If semiconductors are Europe’s technological backbone, Germany remains its industrial engine room. The country has more companies on the list than any other (a total of 56) with leaders spanning technology, automotive, engineering, and pharmaceuticals.  

Stuttgart-headquartered Bosch has been reinventing itself since it was founded in 1886, expanding from its automotive roots into artificial intelligence and hydrogen technology. Its fuel-cell power module for heavy-duty transport, essentially an engine for zero-emission hydrogen trucks, recently won Germany’s Future Prize for Technology and Innovation, one of the country’s most prestigious engineering honors. 

Germany’s economic model traditionally prioritized long-term investment over quick wins, contributing to to this innovative streak. Its network of Mittelstand firms (SMEs) and its dual system of vocational education and apprenticeships have produced a deep pool of skilled engineering talent, contributing to the region’s global competitiveness in highly specialized industries, from precision engineering to advanced chemicals. 

While the country faces increasing pressure from labor shortages and rising energy costs, Germany’s industrial champions are adapting these traditional strengths to the digital age.  

Siemens, ranked 11th on the list is a pioneer of smart manufacturing, integrating AI, automation, and digital technologies into its factory operations. The group recently launched its Digital Twin Composer, a tool that builds photorealistic virtual replicas of physical environments, letting engineers test designs before they ever leave the screen, cutting down on the physical prototyping that German manufacturers can least afford right now. 

Building better businesses from the inside out  

It’s easy to focus on what Europe builds, but just as important is how it builds. Some 28 companies, including Adidas, Ingka Group, Heineken, Lufthansa, Richemont, Celonis, Babbel, and Kirkbi (Lego), made the list for building innovative cultures.  

Adidas encourages designers and engineers to work together through cross-functional hackathons. It’s an approach that has paid off.

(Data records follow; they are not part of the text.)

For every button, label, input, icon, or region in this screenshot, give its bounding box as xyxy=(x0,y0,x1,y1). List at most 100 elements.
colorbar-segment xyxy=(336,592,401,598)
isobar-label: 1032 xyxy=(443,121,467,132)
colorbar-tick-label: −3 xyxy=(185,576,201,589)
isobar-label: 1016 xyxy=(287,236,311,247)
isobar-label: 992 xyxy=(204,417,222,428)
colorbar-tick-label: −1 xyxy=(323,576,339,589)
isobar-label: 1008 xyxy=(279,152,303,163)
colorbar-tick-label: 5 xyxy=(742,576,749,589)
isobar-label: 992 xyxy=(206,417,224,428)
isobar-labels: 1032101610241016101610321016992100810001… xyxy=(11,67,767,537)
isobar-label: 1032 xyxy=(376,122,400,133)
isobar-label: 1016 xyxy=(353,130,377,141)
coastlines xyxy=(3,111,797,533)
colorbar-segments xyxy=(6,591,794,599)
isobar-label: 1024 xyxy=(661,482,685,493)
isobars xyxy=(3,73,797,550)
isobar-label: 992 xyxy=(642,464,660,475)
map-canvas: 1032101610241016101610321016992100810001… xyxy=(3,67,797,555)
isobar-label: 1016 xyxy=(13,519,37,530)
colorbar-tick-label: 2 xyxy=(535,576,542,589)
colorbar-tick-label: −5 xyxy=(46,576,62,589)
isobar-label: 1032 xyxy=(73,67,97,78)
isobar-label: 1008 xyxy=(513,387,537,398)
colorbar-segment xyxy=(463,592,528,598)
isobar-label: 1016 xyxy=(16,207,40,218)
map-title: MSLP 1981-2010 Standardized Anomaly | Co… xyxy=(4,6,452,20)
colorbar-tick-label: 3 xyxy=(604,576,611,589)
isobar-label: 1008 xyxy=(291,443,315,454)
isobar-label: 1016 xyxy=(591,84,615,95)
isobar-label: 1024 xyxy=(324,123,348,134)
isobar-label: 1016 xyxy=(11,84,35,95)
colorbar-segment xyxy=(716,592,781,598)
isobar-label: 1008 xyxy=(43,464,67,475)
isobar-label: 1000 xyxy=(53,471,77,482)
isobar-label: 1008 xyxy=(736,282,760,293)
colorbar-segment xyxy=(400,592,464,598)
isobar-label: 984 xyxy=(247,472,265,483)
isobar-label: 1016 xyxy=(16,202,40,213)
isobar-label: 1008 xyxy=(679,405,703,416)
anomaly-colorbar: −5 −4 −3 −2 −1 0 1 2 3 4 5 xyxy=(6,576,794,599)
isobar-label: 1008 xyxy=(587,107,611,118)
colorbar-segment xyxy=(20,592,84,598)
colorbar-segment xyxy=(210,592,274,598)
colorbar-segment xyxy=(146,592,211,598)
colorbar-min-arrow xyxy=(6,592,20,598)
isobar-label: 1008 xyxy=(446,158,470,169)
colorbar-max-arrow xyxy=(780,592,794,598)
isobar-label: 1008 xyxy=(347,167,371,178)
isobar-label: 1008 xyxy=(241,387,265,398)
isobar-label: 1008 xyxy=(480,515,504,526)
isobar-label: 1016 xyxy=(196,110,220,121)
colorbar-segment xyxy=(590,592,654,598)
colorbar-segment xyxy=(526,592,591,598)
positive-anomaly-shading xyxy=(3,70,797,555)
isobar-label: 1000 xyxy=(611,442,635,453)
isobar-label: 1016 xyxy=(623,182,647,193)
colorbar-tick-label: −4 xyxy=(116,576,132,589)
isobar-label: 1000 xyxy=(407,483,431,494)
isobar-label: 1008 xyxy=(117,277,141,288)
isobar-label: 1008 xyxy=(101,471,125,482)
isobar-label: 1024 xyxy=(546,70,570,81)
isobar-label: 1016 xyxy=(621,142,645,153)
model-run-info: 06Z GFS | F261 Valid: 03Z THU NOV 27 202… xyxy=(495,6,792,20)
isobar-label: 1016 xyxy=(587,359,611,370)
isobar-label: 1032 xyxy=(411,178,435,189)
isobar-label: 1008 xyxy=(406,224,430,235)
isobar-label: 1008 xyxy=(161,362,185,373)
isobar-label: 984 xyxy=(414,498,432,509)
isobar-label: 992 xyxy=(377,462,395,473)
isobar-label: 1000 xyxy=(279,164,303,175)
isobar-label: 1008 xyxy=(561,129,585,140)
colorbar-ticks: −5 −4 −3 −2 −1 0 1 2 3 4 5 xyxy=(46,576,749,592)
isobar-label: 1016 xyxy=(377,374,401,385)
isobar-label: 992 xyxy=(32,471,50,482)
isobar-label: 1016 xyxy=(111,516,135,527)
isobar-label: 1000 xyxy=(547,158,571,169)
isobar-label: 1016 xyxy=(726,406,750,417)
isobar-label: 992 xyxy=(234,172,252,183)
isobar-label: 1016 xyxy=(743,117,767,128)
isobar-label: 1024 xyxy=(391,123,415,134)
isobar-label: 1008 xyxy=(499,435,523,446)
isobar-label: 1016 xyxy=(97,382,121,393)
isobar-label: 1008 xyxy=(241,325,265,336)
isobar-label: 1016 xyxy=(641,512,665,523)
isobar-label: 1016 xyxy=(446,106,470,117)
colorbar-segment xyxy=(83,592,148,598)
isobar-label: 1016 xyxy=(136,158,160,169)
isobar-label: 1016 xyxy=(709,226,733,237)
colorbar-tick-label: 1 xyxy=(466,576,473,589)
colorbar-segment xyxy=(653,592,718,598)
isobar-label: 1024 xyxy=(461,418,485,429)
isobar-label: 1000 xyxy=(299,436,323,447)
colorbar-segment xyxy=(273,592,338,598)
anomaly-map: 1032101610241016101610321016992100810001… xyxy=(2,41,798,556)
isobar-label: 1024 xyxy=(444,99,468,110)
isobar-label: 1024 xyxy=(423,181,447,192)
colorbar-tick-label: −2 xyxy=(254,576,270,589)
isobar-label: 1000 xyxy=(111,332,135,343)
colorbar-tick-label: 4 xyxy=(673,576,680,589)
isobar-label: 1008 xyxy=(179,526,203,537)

This year, it introduced the Adizero Adios Pro Evo 3 running shoe, which is lighter, grippier and more cushioned to help athletes run faster. Two runners recently completed sub-two-hour marathons while wearing them. 

Also on the list is Ingka Group, the Dutch-headquartered company behind Ikea’s global retail business. It’s currently training roughly 30,000 employees and 500 leaders in AI literacy in an attempt to ensure AI augments, rather than replaces, the workforce. 

Europe may not dominate the tech race, but this year’s list proves it keeps producing the companies everyone else relies on. From the machines that make AI chips to the factories, networks, and materials powering the global economy.